Los microplásticos se encuentran en todos los ecosistemas marinos; acaban en los océanos a través de diversas vías. Algunos estudios han hallado incluso microplásticos en la Antártida, arrastrados hasta algunos de los rincones más remotos de nuestro planeta por el viento más que por las mareas.
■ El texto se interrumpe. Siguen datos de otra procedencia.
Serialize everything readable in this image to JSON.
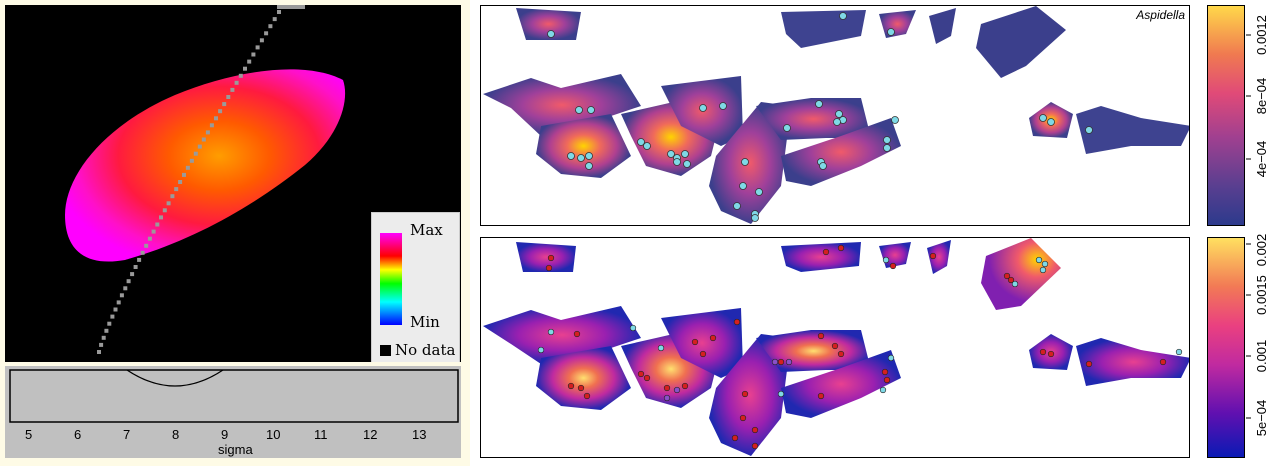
{
  "left_panel": {
    "legend": {
      "max_label": "Max",
      "min_label": "Min",
      "nodata_label": "No data"
    },
    "profile": {
      "x_ticks": [
        "5",
        "6",
        "7",
        "8",
        "9",
        "10",
        "11",
        "12",
        "13"
      ],
      "x_label": "sigma"
    }
  },
  "top_map": {
    "genus_label": "Aspidella",
    "colorbar_ticks": [
      "4e−04",
      "8e−04",
      "0.0012"
    ]
  },
  "bottom_map": {
    "colorbar_ticks": [
      "5e−04",
      "0.001",
      "0.0015",
      "0.002"
    ]
  },
  "colors": {
    "heat_outer": "#ff00ff",
    "heat_core": "#ff8000",
    "map_low_top": "#3b3f8c",
    "map_low_bottom": "#1a20b0",
    "map_high": "#ffd800",
    "point_cyan": "#7fd9e6",
    "point_red": "#d42020"
  }
}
Y pese a que hoy la detección de microplásticos es una tarea que puede realizarse con gran eficacia, uno de los mayores problemas a los que se enfrentan los científicos en la actualidad es el de calcular que cantidad de estos contaminantes son susceptibles de introducirse en las cadenas alimentarias. En este sentido, por su modo de alimentación, en el que filtran el agua del mar para obtener de el krill que le sirve de sustento, las ballenas son algunos de los animales más idóneos para estudiar este fenómeno.
Así, hace tan solo unos meses, en el mes de marzo de 2022, un estudio internacional ponía de manifiesto que cetáceos como el rorcual de Bryde –Balaenoptera brydei- y el rorcual boreal –Balaneoptera borealis- del golfo de Hauraki, en Nueva Zelanda, podían llegar a consumir más de tres millones de microplásticos diarios.
El problema, sin embargo, parece haberse subestimado tal y como se desprende de un nuevo estudio más reciente publicado en la revista Nature Comunications que fue llevado a cabo en las aguas de California se he centrado en el seguimiento de 220 cetáceos, entre ellos, 129 ballenas azules, 5 ballenas jorobadas y 29 rorcuales comunes. La nueva investigación eleva la cantidad de microplásticos que estos cetáceos pueden llegar a consumir, situándolo en 10 millones de millones de fragmentos diarios.
Uno de los aspectos que más preocupan a los científicos sobre este tipo de contaminación se halla en la potencial bioacululación de las partículas más pequeñas de estos microplásticos, es decir, su capacidad para pasar a los organismos vivos, acumularse en sus tejidos y provocar daños a nivel celular a la vez que son introducidos permanentemente en las cadenas tróficas.
De hecho, en el caso de la ballena azul, objeto del estudio y la cual puede ingerir hasta 3,5 toneladas de alimento diarias, los investigadores apuntan que la mayor parte de los microplásticos ingeridos por estas, los cuales ascienden a 10,9 millones de piezas diarias, no proceden de la filtración del agua de mar per sé, si no del ya acumulado en el krill previamente. En el caso de las ballenas jorobadas la cifra se sitúa en los 4 millones, y en el de los rorcuales comunes, con alimentación mixta de pescado y kril, entre 3 y 10 millones.